Uneven Splitting of Ham Sandwiches

TL;DR

This paper extends the ham sandwich theorem by providing criteria for the existence of hyperplanes that evenly split multiple measures with arbitrary proportions, even when supports overlap or are unbounded.

Contribution

It introduces sufficient conditions based on auxiliary functions and separation of their images, broadening the applicability of measure-splitting hyperplanes beyond equal division.

Findings

Existence of hyperplanes for arbitrary measure proportions under bounded and separable support conditions.

Conditions involving auxiliary functions that determine hyperplane existence.

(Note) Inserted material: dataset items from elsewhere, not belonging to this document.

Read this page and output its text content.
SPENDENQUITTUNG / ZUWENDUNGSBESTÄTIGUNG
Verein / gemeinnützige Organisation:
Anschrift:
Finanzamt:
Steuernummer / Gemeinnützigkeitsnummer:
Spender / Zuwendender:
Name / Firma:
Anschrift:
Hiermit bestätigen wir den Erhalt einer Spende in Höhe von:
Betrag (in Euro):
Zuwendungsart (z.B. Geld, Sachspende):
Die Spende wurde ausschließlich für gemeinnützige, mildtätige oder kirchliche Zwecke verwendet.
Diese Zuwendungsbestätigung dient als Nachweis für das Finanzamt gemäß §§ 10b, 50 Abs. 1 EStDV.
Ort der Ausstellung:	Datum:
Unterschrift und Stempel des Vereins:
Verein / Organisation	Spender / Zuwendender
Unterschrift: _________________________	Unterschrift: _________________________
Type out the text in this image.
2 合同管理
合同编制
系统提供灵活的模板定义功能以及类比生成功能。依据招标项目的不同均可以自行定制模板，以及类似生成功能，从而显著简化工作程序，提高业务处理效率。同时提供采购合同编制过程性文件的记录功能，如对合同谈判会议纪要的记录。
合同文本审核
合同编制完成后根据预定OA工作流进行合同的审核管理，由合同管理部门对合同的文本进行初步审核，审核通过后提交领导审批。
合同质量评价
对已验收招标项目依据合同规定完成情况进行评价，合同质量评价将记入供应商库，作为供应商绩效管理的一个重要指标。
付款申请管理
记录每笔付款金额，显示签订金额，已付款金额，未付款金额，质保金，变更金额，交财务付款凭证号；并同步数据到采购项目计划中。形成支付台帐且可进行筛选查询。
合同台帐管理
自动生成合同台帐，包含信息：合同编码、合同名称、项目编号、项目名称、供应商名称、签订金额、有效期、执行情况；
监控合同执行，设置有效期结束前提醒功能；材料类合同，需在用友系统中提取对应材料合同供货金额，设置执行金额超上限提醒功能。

Applicability to overlapping measure supports.

Abstract

Let m_1,...,m_n be continuous probability measures on R^n and a_1,...,a_n in [0,1]. When does there exist an oriented hyperplane H such that the positive half-space H^+ has m_i(H^+)=a_i for all i in [n]? It is well known that such a hyperplane does not exist in general. The famous ham sandwich theorem states that if a_i=1/2 for all i, then such a hyperplane always exists. In this paper we give sufficient criteria for the existence of H for general a_i in [0,1]. Let f_1,...,f_n:S^{n-1}->R^n denote auxiliary functions with the property that for all i the unique hyperplane H_i with normal v that contains the point f_i(v) has m_i(H_i^+)=a_i. Our main result is that if Im(f_1),...,Im(f_n) are bounded and can be separated by hyperplanes, then there exists a hyperplane H with m_i(H^+)=a_i for all i. This gives rise to several corollaries, for instance if the supports of m_1,...,m_n are bounded and can be separated by hyperplanes, then H exists for any choice of a_1,...,a_n in [0,1]. We also obtain results that can be applied if the supports of m_1,...,m_n overlap.